よく晴れた気持ちのいい日の昼下がり、さっき起きたばかりで、まだ覚めきらない頭のままぼーっとソファに転がっていたら、急に。
確かに生理前でやる気は何にも起きないし、ここ数日いろいろあって泣いたりもしてたけど、それにしたって自然なかたちで、いやな感じひとつなく、むしろ「いますごく心地よくて、とっても幸せだなあ」と思ったほど。
いつもなら、とてつもなく落ち込んで消えてしまいたい…と思っても「まだ死にたくない、死ぬのはこわい。やりたいことも会いたい人もたくさんなのに!」と、おもいきり泣いて、気持ちがひとしきり波立ったら、しだいに落ち着くのだけど、今日はちがった。
なんだか、ガラスのように透明で、とてつもなく澄んだ気持ち。
「おもえば、とっても楽しくてしあわせな30年だった。人にも恵まれ、楽しいこともたくさんして、抱えきれない愛情をもらって、生まれてこれて本当によかった。生まれ変わってもまた、わたしがいいな。」
やさしい記憶を反芻させながら、このまま目をとじたらわたしはもう起きないかもしれないから、家族や友達に連絡でもいれとこうかな、とかいやに冷静に考えたりした。

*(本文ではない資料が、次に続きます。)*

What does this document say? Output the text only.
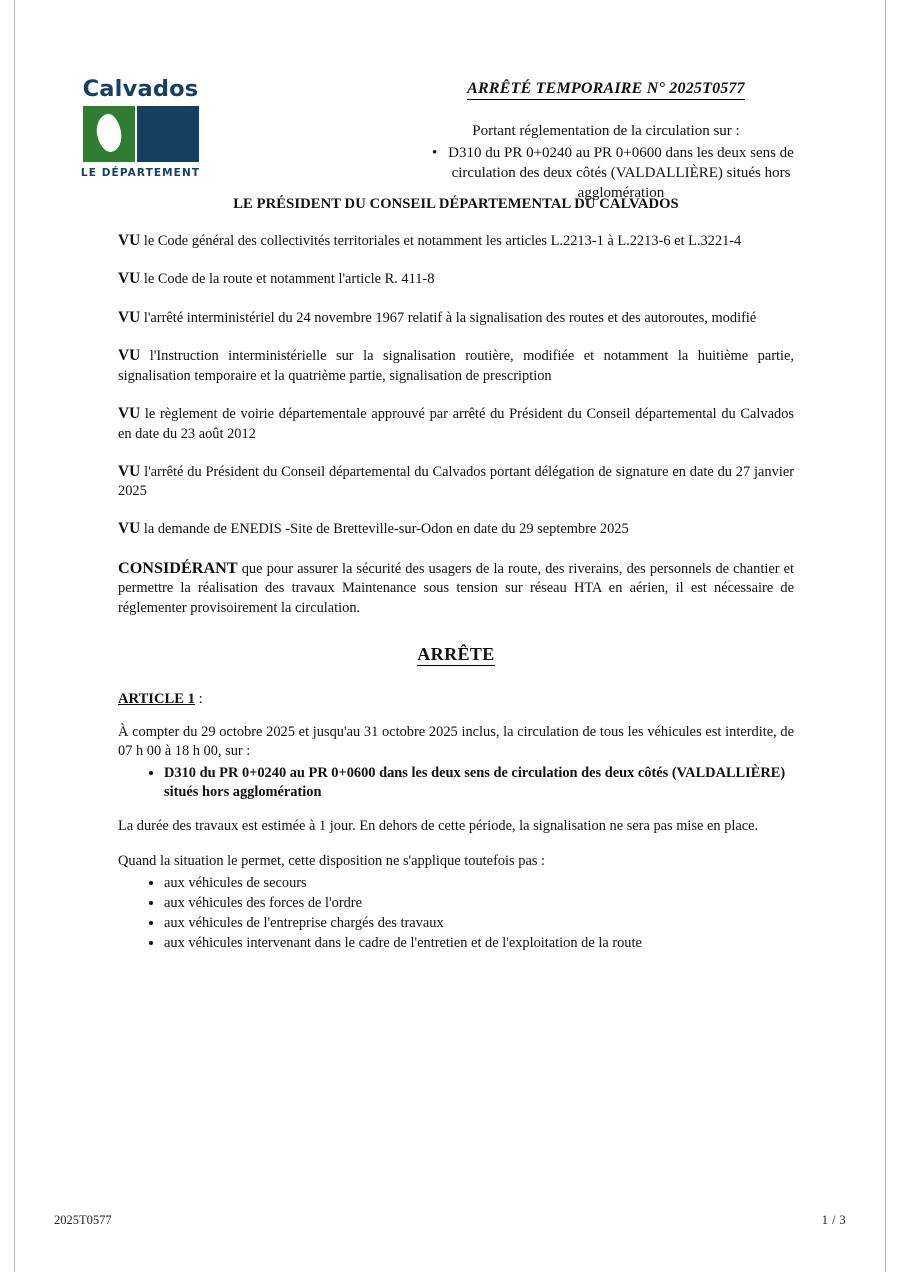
Calvados
LE DÉPARTEMENT
ARRÊTÉ TEMPORAIRE N° 2025T0577
Portant réglementation de la circulation sur :
• D310 du PR 0+0240 au PR 0+0600 dans les deux sens de circulation des deux côtés (VALDALLIÈRE) situés hors agglomération
LE PRÉSIDENT DU CONSEIL DÉPARTEMENTAL DU CALVADOS
VU le Code général des collectivités territoriales et notamment les articles L.2213-1 à L.2213-6 et L.3221-4
VU le Code de la route et notamment l'article R. 411-8
VU l'arrêté interministériel du 24 novembre 1967 relatif à la signalisation des routes et des autoroutes, modifié
VU l'Instruction interministérielle sur la signalisation routière, modifiée et notamment la huitième partie, signalisation temporaire et la quatrième partie, signalisation de prescription
VU le règlement de voirie départementale approuvé par arrêté du Président du Conseil départemental du Calvados en date du 23 août 2012
VU l'arrêté du Président du Conseil départemental du Calvados portant délégation de signature en date du 27 janvier 2025
VU la demande de ENEDIS -Site de Bretteville-sur-Odon en date du 29 septembre 2025
CONSIDÉRANT que pour assurer la sécurité des usagers de la route, des riverains, des personnels de chantier et permettre la réalisation des travaux Maintenance sous tension sur réseau HTA en aérien, il est nécessaire de réglementer provisoirement la circulation.
ARRÊTE
ARTICLE 1 :
À compter du 29 octobre 2025 et jusqu'au 31 octobre 2025 inclus, la circulation de tous les véhicules est interdite, de 07 h 00 à 18 h 00, sur :
• D310 du PR 0+0240 au PR 0+0600 dans les deux sens de circulation des deux côtés (VALDALLIÈRE) situés hors agglomération
La durée des travaux est estimée à 1 jour. En dehors de cette période, la signalisation ne sera pas mise en place.
Quand la situation le permet, cette disposition ne s'applique toutefois pas :
• aux véhicules de secours
• aux véhicules des forces de l'ordre
• aux véhicules de l'entreprise chargés des travaux
• aux véhicules intervenant dans le cadre de l'entretien et de l'exploitation de la route
2025T0577	1 / 3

でも、急にそんなことを言うのも変だし、最後に交わした言葉も成仏できないようなものじゃなく、いつも通りだったし、大丈夫か。と、こぼす。
本当に驚くほど潔い気持ちだった。
首を切られる覚悟の決まった武将とかが最期に笑っていることがあるのは、こういう気分だったのかな?とか、のんきに考えたりした。
この心地よいまま、ソファで眠りにつこうかとも思ったけど、恋人のいるベッドに向かった。最期は、誰よりも短い時間のなかで、本当に信じられないくらいの愛情をくれた、彼の隣で眠ろうと思った。